The baby wearing a “CNN Sucks!” pin pretty much summed it up.
In the back of a fairground auditorium in Tampa, Fla., on Tuesday night, as President Trump presided over a rally dedicated to denigrating his enemies, the journalists dispatched to cover the proceedings attracted their own raucous crowd.
“Stop lying!” shouted a man in an American flag T-shirt, one of dozens of Trump supporters who hurled invective at the assembled press corps. Facing the reporters’ work space — and away from the stage where Mr. Trump was set to speak — they flashed middle fingers and chanted “CNN Sucks!” as Jim Acosta, a CNN White House correspondent, attempted to speak on-air.
Menacing the media was a theme of Mr. Trump’s campaign rallies in 2016. News networks hired security guards for some correspondents — a practice that, in Mr. Acosta’s case, has continued — and reporters found themselves taunted and disparaged by attendees repeating Mr. Trump’s refrain of “fake news.”
In Tampa, though, several journalists described an atmosphere of hostility that felt particularly hard-edge. And far from condemning these attacks on the press, the president and his team have endorsed them.
That night, Mr. Trump tweeted out a video of his supporters jeering Mr. Acosta, along with an approving comment from his son Eric: “#truth.” When the White House press secretary, Sarah Huckabee Sanders, was invited at Wednesday’s press briefing to condemn the menacing behavior, she declined.
“While we certainly support freedom of the press,” Ms. Sanders said, “we also support freedom of speech. And we think that those things go hand in hand.”
Now, news organizations are anticipating an unnerving autumn, as their reporters prepare to fan out across the country for a fresh round of Trump rallies before the midterm elections. “I’ll go six or seven days a week when we’re 60 days out,” Mr. Trump said last week.
The president has recently revived his “enemy of the people” line about the mainstream news media, sprinkling the phrase into his public remarks. The new White House communications chief, Bill Shine, a former president of Fox News, signaled a tougher approach to press relations when he barred a CNN reporter from a public event last week in the Rose Garden. The reason? She asked questions of Mr. Trump in what the White House deemed an inappropriate manner for an event in the Oval Office.
The approach may appall some journalism advocates, but it has buoyed many members of the president’s base. Sean Hannity, perhaps Mr. Trump’s most reliable defender on cable news, directly addressed Mr. Acosta on Tuesday night at the start of his program on Fox News.
“The people of this country, they’re screaming at you for a reason,” Mr. Hannity said. “They don’t like your unfair, abusively biased treatment of the president of the United States.”
A montage — titled “CNN’s Jim Acosta Lowlights” — followed, with footage of Mr. Acosta pressing Ms. Sanders at briefings and criticizing the administration’s attitude toward the news media.
“That’s called opinion,” Mr.
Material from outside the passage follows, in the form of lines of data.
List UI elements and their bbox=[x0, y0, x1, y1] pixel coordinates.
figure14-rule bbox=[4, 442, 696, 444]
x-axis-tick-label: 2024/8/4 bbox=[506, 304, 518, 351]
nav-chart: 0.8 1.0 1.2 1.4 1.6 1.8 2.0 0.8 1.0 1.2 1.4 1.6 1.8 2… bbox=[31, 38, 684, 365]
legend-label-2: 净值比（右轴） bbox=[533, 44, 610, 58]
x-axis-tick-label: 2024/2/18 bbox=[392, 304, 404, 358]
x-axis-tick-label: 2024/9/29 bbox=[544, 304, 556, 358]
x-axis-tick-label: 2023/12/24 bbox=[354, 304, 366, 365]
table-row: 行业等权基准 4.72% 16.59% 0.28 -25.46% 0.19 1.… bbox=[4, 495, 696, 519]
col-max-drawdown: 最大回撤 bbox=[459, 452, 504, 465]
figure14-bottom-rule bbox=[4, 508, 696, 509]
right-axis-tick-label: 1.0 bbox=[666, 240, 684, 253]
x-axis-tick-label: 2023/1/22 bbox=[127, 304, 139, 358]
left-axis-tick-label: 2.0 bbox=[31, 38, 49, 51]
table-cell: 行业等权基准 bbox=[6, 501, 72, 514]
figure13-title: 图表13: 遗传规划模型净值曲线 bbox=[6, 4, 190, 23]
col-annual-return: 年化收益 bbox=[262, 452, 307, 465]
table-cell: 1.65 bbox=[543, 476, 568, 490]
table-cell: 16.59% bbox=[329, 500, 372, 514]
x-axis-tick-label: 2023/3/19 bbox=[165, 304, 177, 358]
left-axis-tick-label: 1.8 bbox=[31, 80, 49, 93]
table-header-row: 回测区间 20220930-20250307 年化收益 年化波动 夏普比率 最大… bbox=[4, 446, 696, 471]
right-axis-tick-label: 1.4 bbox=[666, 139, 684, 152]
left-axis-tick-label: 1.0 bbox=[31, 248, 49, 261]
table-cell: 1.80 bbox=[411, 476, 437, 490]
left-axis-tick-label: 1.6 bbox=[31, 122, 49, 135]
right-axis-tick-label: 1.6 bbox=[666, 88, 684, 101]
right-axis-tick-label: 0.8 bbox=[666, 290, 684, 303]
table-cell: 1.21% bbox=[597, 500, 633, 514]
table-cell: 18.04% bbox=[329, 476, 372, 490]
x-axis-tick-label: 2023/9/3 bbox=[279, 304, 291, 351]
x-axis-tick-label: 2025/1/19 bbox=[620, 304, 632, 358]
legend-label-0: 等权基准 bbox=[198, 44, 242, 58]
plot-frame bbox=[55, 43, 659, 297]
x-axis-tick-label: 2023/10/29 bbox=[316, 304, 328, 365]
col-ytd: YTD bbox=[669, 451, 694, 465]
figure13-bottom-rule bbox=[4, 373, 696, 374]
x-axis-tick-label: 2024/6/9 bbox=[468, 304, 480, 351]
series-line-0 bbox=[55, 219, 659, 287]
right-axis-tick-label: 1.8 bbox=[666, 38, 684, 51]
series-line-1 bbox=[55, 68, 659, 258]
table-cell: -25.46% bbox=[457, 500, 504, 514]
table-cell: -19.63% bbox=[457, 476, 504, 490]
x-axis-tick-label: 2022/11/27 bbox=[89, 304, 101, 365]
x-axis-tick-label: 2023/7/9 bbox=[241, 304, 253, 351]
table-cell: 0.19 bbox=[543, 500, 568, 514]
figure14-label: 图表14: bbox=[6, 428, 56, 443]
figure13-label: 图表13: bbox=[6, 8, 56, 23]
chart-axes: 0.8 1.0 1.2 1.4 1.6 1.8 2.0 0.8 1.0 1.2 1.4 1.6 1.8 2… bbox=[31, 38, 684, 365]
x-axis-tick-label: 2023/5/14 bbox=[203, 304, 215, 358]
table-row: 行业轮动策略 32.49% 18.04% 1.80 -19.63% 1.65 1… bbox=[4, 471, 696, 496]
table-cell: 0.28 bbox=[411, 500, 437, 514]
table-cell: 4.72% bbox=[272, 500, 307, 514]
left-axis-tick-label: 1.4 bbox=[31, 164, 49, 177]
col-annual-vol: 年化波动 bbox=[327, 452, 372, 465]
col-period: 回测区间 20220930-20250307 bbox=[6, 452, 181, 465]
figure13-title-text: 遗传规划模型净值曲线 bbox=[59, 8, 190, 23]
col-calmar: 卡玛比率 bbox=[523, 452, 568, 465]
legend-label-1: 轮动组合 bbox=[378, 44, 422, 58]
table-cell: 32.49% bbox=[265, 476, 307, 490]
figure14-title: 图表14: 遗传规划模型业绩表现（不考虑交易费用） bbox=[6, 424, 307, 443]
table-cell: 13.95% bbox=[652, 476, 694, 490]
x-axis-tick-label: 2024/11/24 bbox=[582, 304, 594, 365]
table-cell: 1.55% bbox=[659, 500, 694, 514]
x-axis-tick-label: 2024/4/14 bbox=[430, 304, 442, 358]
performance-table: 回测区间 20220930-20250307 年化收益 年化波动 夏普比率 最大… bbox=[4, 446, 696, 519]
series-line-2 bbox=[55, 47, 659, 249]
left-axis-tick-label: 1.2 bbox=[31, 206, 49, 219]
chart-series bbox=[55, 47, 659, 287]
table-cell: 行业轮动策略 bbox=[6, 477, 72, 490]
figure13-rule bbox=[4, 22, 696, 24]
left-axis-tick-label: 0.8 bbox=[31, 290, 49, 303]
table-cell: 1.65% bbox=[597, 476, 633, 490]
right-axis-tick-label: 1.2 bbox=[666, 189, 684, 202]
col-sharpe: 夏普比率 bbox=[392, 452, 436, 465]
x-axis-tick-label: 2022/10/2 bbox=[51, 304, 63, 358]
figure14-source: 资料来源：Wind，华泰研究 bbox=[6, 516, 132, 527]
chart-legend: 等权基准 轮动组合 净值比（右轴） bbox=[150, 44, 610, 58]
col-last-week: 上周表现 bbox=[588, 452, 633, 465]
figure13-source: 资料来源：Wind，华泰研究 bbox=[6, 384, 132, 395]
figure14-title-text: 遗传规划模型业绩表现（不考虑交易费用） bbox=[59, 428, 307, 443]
Hannity said, when the camera came back to him. “And you’re extremely rude. Oh, and a liberal partisan hack. That’s why Americans don’t trust you and fake news CNN.”
Press freedom groups have long warned that Mr. Trump’s rhetoric — and the accompanying criticism from his supporters — is endangering journalists domestically and abroad, particularly under autocratic regimes that have adopted his language in cracking down on independent journalism.
Those concerns came up during a meeting last month between Mr. Trump and the publisher of The New York Times, A. G. Sulzberger, who asked the president to reconsider his use of the term “enemy of the people.”
After that meeting was made public last Sunday — Mr. Trump, ignoring the White House’s off-the-record stipulation, tweeted about it — the president opened a new flank of attack. He wrote on Twitter that reporters who reveal “internal deliberations of our government” are putting “the lives of many, not just journalists, at risk!”
Ms. Sanders picked up on that theme at her briefing on Wednesday, the press secretary’s first question-and-answer session with reporters in nine days. (Ms. Sanders held only three formal news briefings in July, compared with nearly once a day in the early part of her tenure.)
“The media routinely reports on classified information and government secrets that put lives in danger and risk valuable national security tools,” Ms. Sanders told reporters, going on to cite a debunked story that a report about Osama bin Laden in the 1990s had harmed national intelligence efforts. (President George W. Bush has made the same claim, that a report about Bin Laden’s use of a satellite phone had tipped him off to surveillance; he information had been released by the Taliban two years earlier.)
“It’s now standard to abandon common sense ethical practices,” Ms. Sanders continued. “This is a two-way street. We certainly support a free press, we certainly condemn violence against anybody, but we also ask that people act responsibly and report accurately and fairly.”